Configure the Form Container's onSubmit action with this pipeline:

Context
  → Rate Limit (maxRequests: 3, windowSeconds: 60, scope: "ip")
    → Validate
      → Sanitize
        → Set Field (created_at = now())
          → Save Row (tableId: submissions)
            → Send Email
              → Output

Node Configurations

Rate Limit:

maxRequests: 3
windowSeconds: 60
scope: "ip"

Validate (rules):

[
  { "field": "name", "rule": "required" },
  { "field": "name", "rule": "min_length", "value": "2" },
  { "field": "email", "rule": "required" },
  { "field": "email", "rule": "email" },
  { "field": "subject", "rule": "required" },
  { "field": "message", "rule": "required" },
  { "field": "message", "rule": "min_length", "value": "10" }
]

Sanitize (fields):

[
  { "field": "name", "method": "strip_tags" },
  { "field": "name", "method": "trim" },
  { "field": "email", "method": "sanitize_email" },
  { "field": "subject", "method": "strip_tags" },
  { "field": "subject", "method": "trim" },
  { "field": "message", "method": "esc_html" },
  { "field": "message", "method": "trim" }
]

Set Field:

fieldName: "created_at"
expression: "now()"

Save Row:

tableId: (your submissions table ID)

Send Email:

to: "admin@example.com"
subject: "Contact Form: `{ {row.subject}}`"
body: "Name: `{ {row.name}}`\nEmail: `{ {row.email}}`\nSubject: `{ {row.subject}}`\n\nMessage:\n`{ {row.message}}`"

How It Works

1. The user fills out the form and clicks "Send Message".
2. Context collects all form field values into a single object.
3. Rate Limit blocks spam (max 3 submissions per minute per IP).
4. Validate checks all fields. If validation fails, error messages are displayed next to the form fields.
5. Sanitize cleans the data (strips HTML tags, trims whitespace, validates email format).
6. Set Field adds the current timestamp.
7. Save Row inserts the submission into the database.
8. Send Email notifies the site admin.
9. Output returns the result to the frontend (success or error).

Variations

Add a confirmation email to the submitter

Add a second Send Email node after the first:

to: "`{ {row.email}}`"
subject: "We received your message"
body: "Hi `{ {row.name}}`,\n\nThank you for contacting us. We will respond within 24 hours.\n\nBest regards,\nThe Team"
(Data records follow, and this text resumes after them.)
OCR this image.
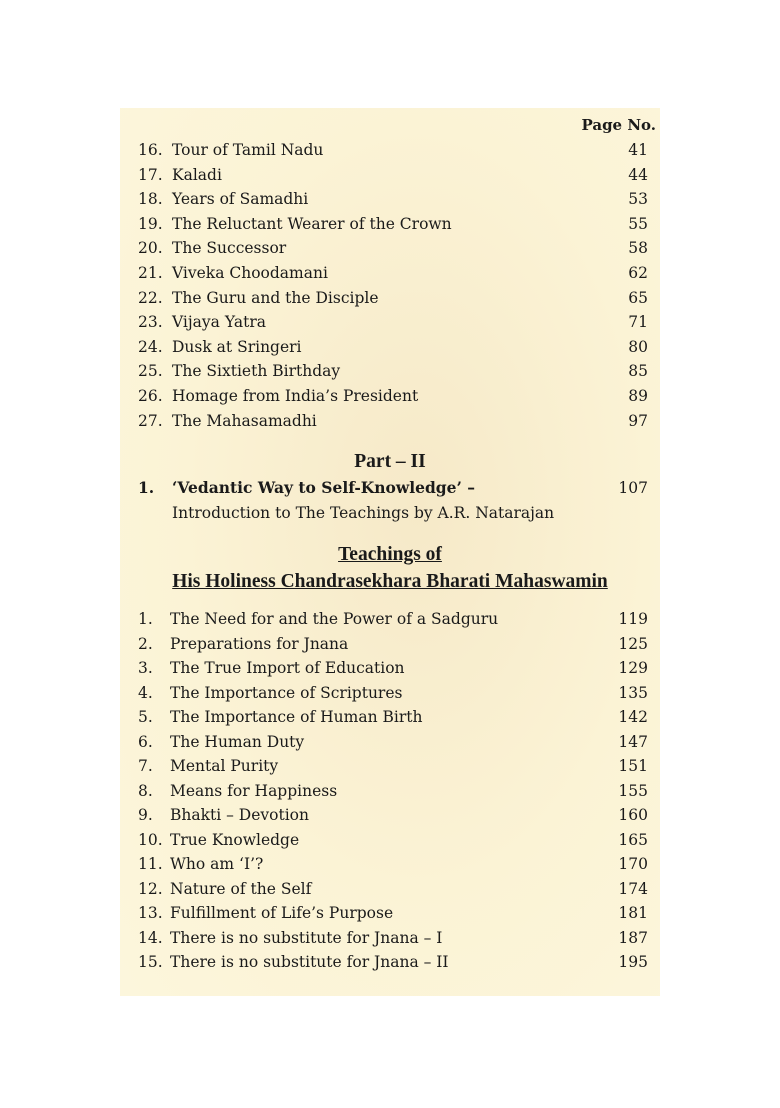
Page No.
16. Tour of Tamil Nadu	41
17. Kaladi	44
18. Years of Samadhi	53
19. The Reluctant Wearer of the Crown	55
20. The Successor	58
21. Viveka Choodamani	62
22. The Guru and the Disciple	65
23. Vijaya Yatra	71
24. Dusk at Sringeri	80
25. The Sixtieth Birthday	85
26. Homage from India’s President	89
27. The Mahasamadhi	97
Part – II
1. ‘Vedantic Way to Self-Knowledge’ –	107
Introduction to The Teachings by A.R. Natarajan
Teachings of
His Holiness Chandrasekhara Bharati Mahaswamin
1. The Need for and the Power of a Sadguru	119
2. Preparations for Jnana	125
3. The True Import of Education	129
4. The Importance of Scriptures	135
5. The Importance of Human Birth	142
6. The Human Duty	147
7. Mental Purity	151
8. Means for Happiness	155
9. Bhakti – Devotion	160
10. True Knowledge	165
11. Who am ‘I’?	170
12. Nature of the Self	174
13. Fulfillment of Life’s Purpose	181
14. There is no substitute for Jnana – I	187
15. There is no substitute for Jnana – II	195
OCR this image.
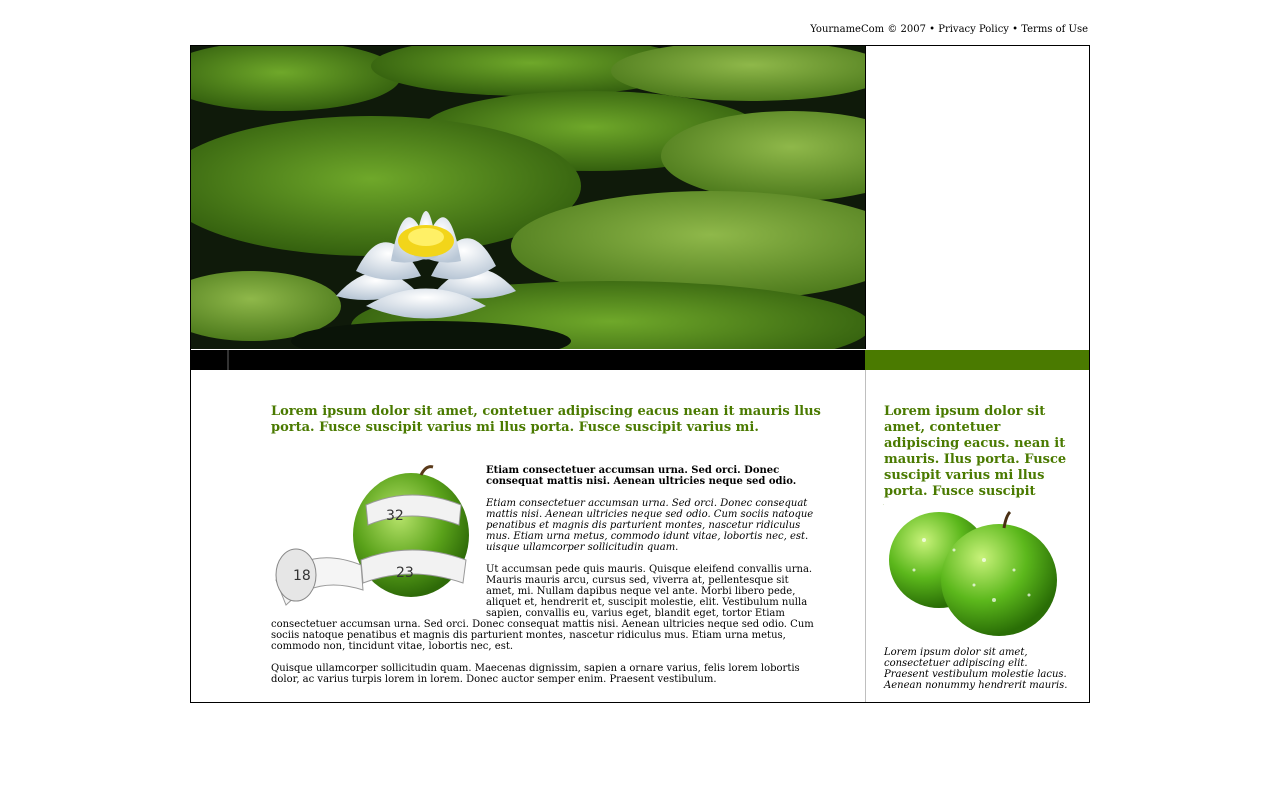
YournameCom © 2007 • Privacy Policy • Terms of Use
Lorem ipsum dolor sit amet, contetuer adipiscing eacus nean it mauris llus porta. Fusce suscipit varius mi llus porta. Fusce suscipit varius mi.
32
23
18

Etiam consectetuer accumsan urna. Sed orci. Donec consequat mattis nisi. Aenean ultricies neque sed odio.

Etiam consectetuer accumsan urna. Sed orci. Donec consequat mattis nisi. Aenean ultricies neque sed odio. Cum sociis natoque penatibus et magnis dis parturient montes, nascetur ridiculus mus. Etiam urna metus, commodo idunt vitae, lobortis nec, est. uisque ullamcorper sollicitudin quam.

Ut accumsan pede quis mauris. Quisque eleifend convallis urna. Mauris mauris arcu, cursus sed, viverra at, pellentesque sit amet, mi. Nullam dapibus neque vel ante. Morbi libero pede, aliquet et, hendrerit et, suscipit molestie, elit. Vestibulum nulla sapien, convallis eu, varius eget, blandit eget, tortor Etiam consectetuer accumsan urna. Sed orci. Donec consequat mattis nisi. Aenean ultricies neque sed odio. Cum sociis natoque penatibus et magnis dis parturient montes, nascetur ridiculus mus. Etiam urna metus, commodo non, tincidunt vitae, lobortis nec, est.

Quisque ullamcorper sollicitudin quam. Maecenas dignissim, sapien a ornare varius, felis lorem lobortis dolor, ac varius turpis lorem in lorem. Donec auctor semper enim. Praesent vestibulum.

Lorem ipsum dolor sit amet, contetuer adipiscing eacus. nean it mauris. Ilus porta. Fusce suscipit varius mi llus porta. Fusce suscipit
Lorem ipsum dolor sit amet, consectetuer adipiscing elit. Praesent vestibulum molestie lacus. Aenean nonummy hendrerit mauris.
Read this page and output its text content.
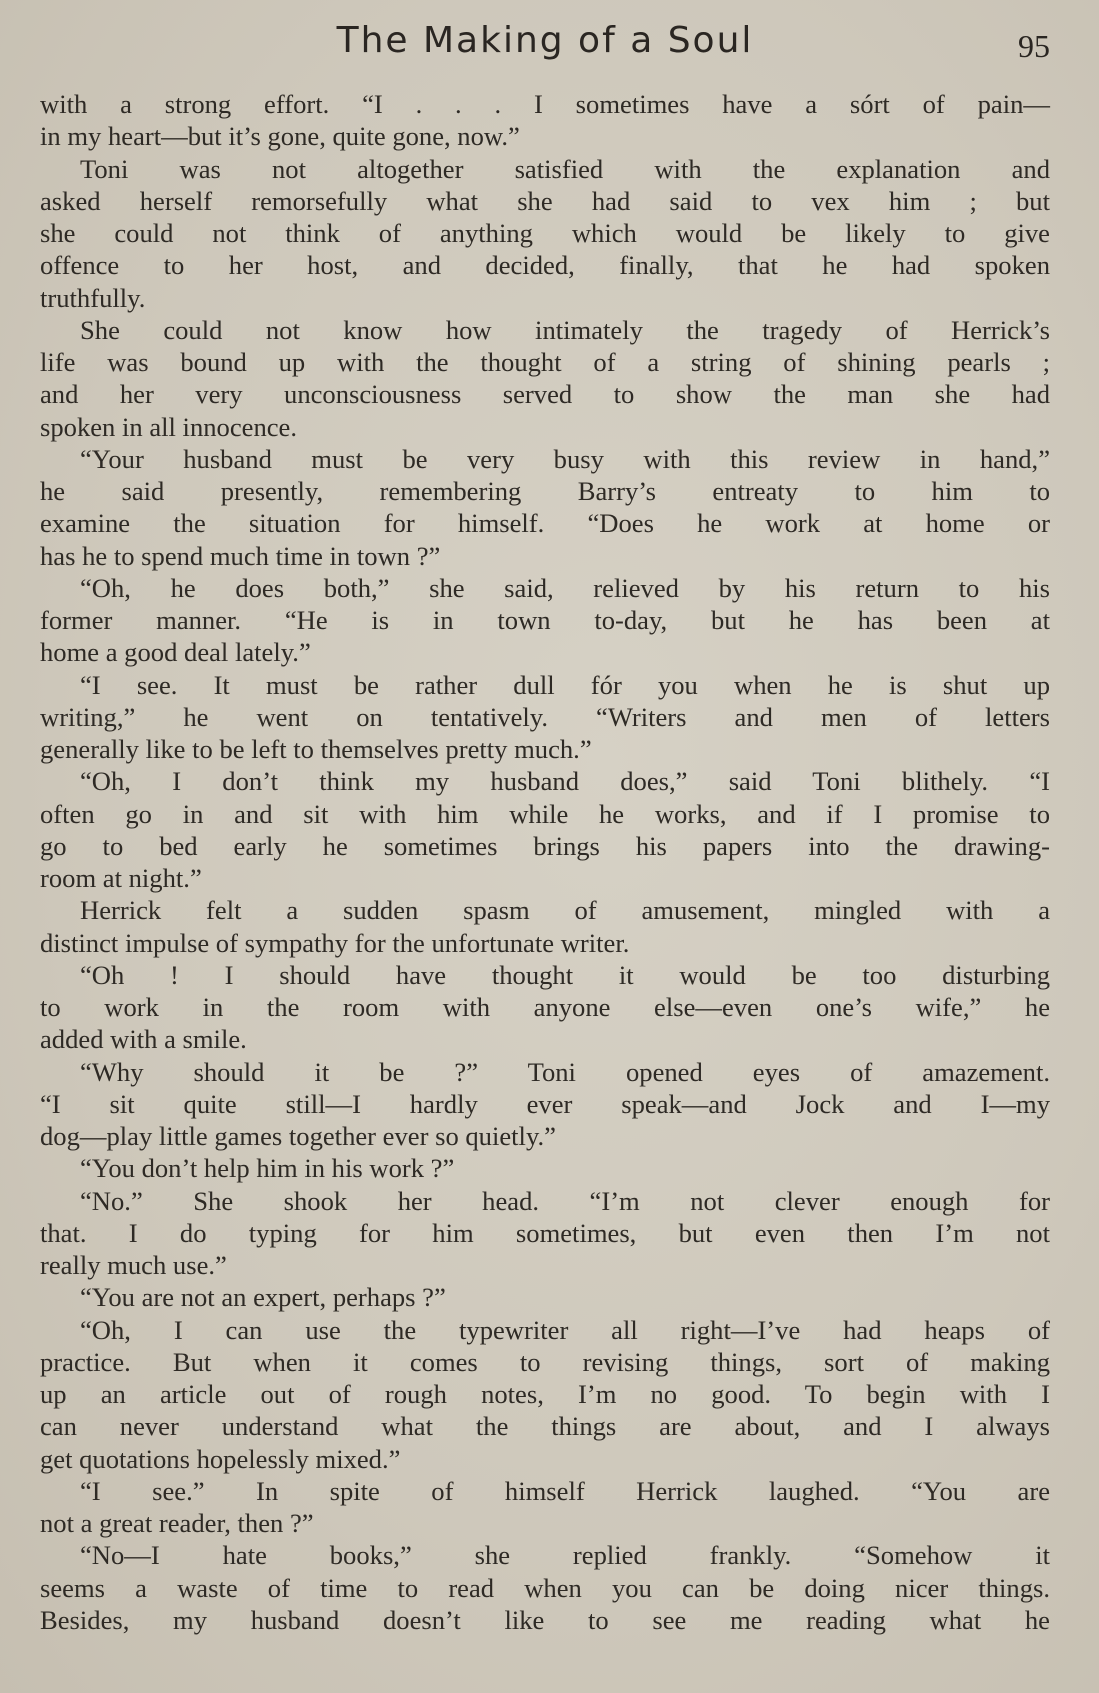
The Making of a Soul	95
with a strong effort. “I . . . I sometimes have a sórt of pain—
in my heart—but it’s gone, quite gone, now.”
Toni was not altogether satisfied with the explanation and
asked herself remorsefully what she had said to vex him ; but
she could not think of anything which would be likely to give
offence to her host, and decided, finally, that he had spoken
truthfully.
She could not know how intimately the tragedy of Herrick’s
life was bound up with the thought of a string of shining pearls ;
and her very unconsciousness served to show the man she had
spoken in all innocence.
“Your husband must be very busy with this review in hand,”
he said presently, remembering Barry’s entreaty to him to
examine the situation for himself. “Does he work at home or
has he to spend much time in town ?”
“Oh, he does both,” she said, relieved by his return to his
former manner. “He is in town to-day, but he has been at
home a good deal lately.”
“I see. It must be rather dull fór you when he is shut up
writing,” he went on tentatively. “Writers and men of letters
generally like to be left to themselves pretty much.”
“Oh, I don’t think my husband does,” said Toni blithely. “I
often go in and sit with him while he works, and if I promise to
go to bed early he sometimes brings his papers into the drawing-
room at night.”
Herrick felt a sudden spasm of amusement, mingled with a
distinct impulse of sympathy for the unfortunate writer.
“Oh ! I should have thought it would be too disturbing
to work in the room with anyone else—even one’s wife,” he
added with a smile.
“Why should it be ?” Toni opened eyes of amazement.
“I sit quite still—I hardly ever speak—and Jock and I—my
dog—play little games together ever so quietly.”
“You don’t help him in his work ?”
“No.” She shook her head. “I’m not clever enough for
that. I do typing for him sometimes, but even then I’m not
really much use.”
“You are not an expert, perhaps ?”
“Oh, I can use the typewriter all right—I’ve had heaps of
practice. But when it comes to revising things, sort of making
up an article out of rough notes, I’m no good. To begin with I
can never understand what the things are about, and I always
get quotations hopelessly mixed.”
“I see.” In spite of himself Herrick laughed. “You are
not a great reader, then ?”
“No—I hate books,” she replied frankly. “Somehow it
seems a waste of time to read when you can be doing nicer things.
Besides, my husband doesn’t like to see me reading what he
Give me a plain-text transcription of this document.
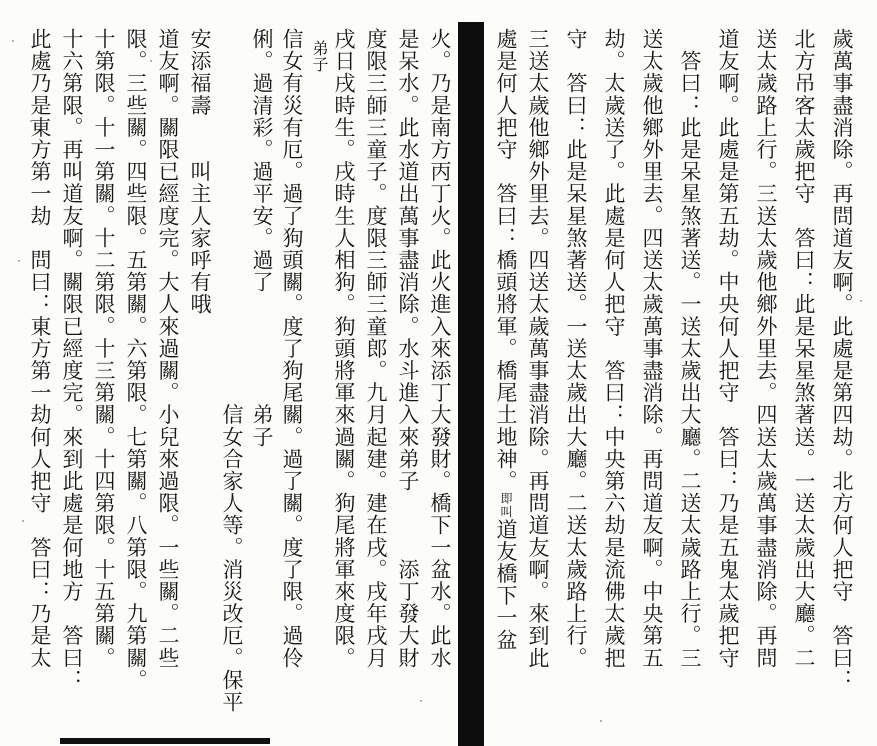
歲萬事盡消除。再問道友啊。此處是第四劫。北方何人把守　答曰：
北方吊客太歲把守　答曰：此是呆星煞著送。一送太歲出大廳。二
送太歲路上行。三送太歲他鄉外里去。四送太歲萬事盡消除。再問
道友啊。此處是第五劫。中央何人把守　答曰：乃是五鬼太歲把守
　答曰：此是呆星煞著送。一送太歲出大廳。二送太歲路上行。三
送太歲他鄉外里去。四送太歲萬事盡消除。再問道友啊。中央第五
劫。太歲送了。此處是何人把守　答曰：中央第六劫是流佛太歲把
守　答曰：此是呆星煞著送。一送太歲出大廳。二送太歲路上行。
三送太歲他鄉外里去。四送太歲萬事盡消除。再問道友啊。來到此
處是何人把守　答曰：橋頭將軍。橋尾土地神。即叫道友橋下一盆
火。乃是南方丙丁火。此火進入來添丁大發財。橋下一盆水。此水
是呆水。此水道出萬事盡消除。水斗進入來弟子　　　添丁發大財
度限三師三童子。度限三師三童郎。九月起建。建在戌。戌年戌月
戌日戌時生。戌時生人相狗。狗頭將軍來過關。狗尾將軍來度限。
弟子
信女有災有厄。過了狗頭關。度了狗尾關。過了關。度了限。過伶
俐。過清彩。過平安。過了　　　　　弟子
　　　　　　　　　　　　　　　　　信女合家人等。消災改厄。保平
安添福壽　　叫主人家呼有哦
道友啊。關限已經度完。大人來過關。小兒來過限。一些關。二些
限。三些關。四些限。五第關。六第限。七第關。八第限。九第關。
十第限。十一第關。十二第限。十三第關。十四第限。十五第關。
十六第限。再叫道友啊。關限已經度完。來到此處是何地方　答曰：
此處乃是東方第一劫　問曰：東方第一劫何人把守　答曰：乃是太
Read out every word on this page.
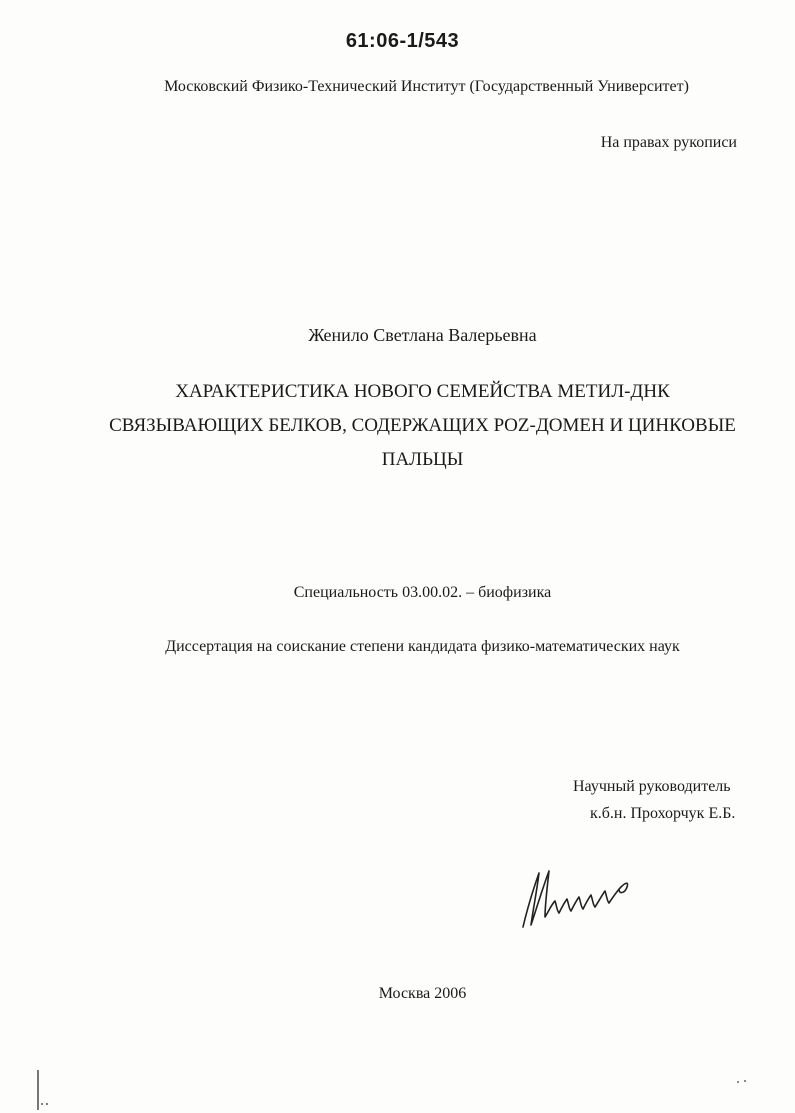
61:06-1/543
Московский Физико-Технический Институт (Государственный Университет)
На правах рукописи
Женило Светлана Валерьевна
ХАРАКТЕРИСТИКА НОВОГО СЕМЕЙСТВА МЕТИЛ-ДНК
СВЯЗЫВАЮЩИХ БЕЛКОВ, СОДЕРЖАЩИХ POZ-ДОМЕН И ЦИНКОВЫЕ
ПАЛЬЦЫ
Специальность 03.00.02. – биофизика
Диссертация на соискание степени кандидата физико-математических наук
Научный руководитель
к.б.н. Прохорчук Е.Б.
Москва 2006
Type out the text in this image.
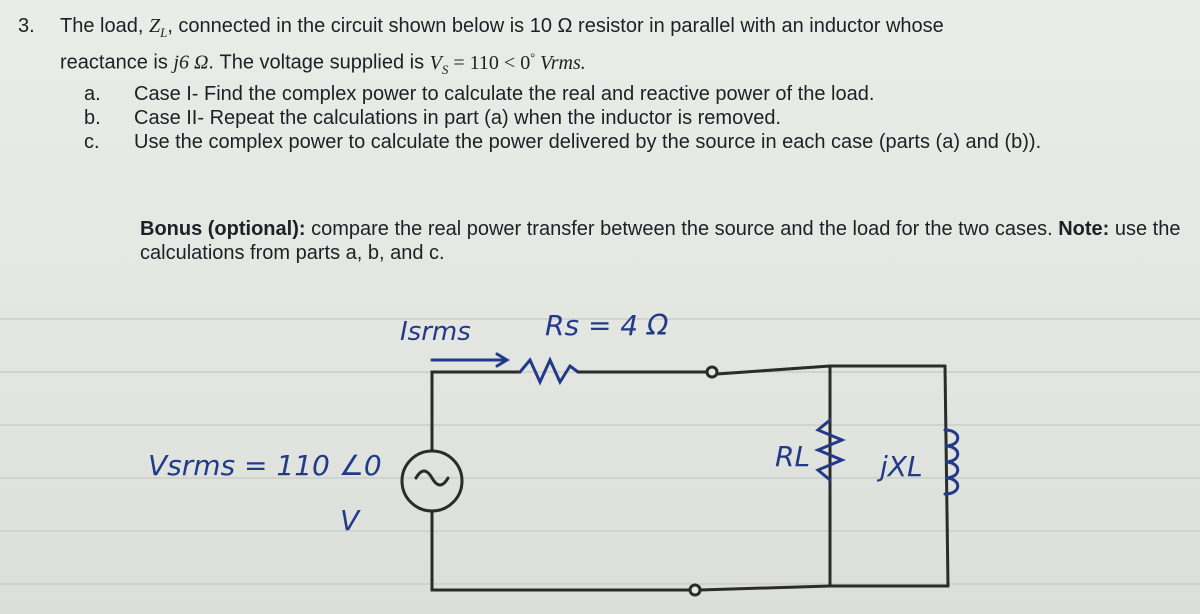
3. The load, $Z_L$, connected in the circuit shown below is 10 Ω resistor in parallel with an inductor whose
reactance is j6 Ω. The voltage supplied is $V_S = 110 < 0^\circ$ Vrms.
a.	Case I- Find the complex power to calculate the real and reactive power of the load.
b.	Case II- Repeat the calculations in part (a) when the inductor is removed.
c.	Use the complex power to calculate the power delivered by the source in each case (parts (a) and (b)).
Bonus (optional): compare the real power transfer between the source and the load for the two cases. Note: use the calculations from parts a, b, and c.
Isrms	Rs = 4 Ω
Vsrms = 110 ∠0
V
RL jXL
Add a honey pot field for bot prevention

Add a hidden Text Input (name: "website", label: "Website"). In the Validate rules, add:

{ "field": "website", "rule": "max_length", "value": "0" }

Bots fill in all fields; real users leave the hidden field empty.

TIP

Always include Rate Limit and Validate in public-facing form pipelines. Without them, anyone can spam your database and email by calling the REST endpoint directly.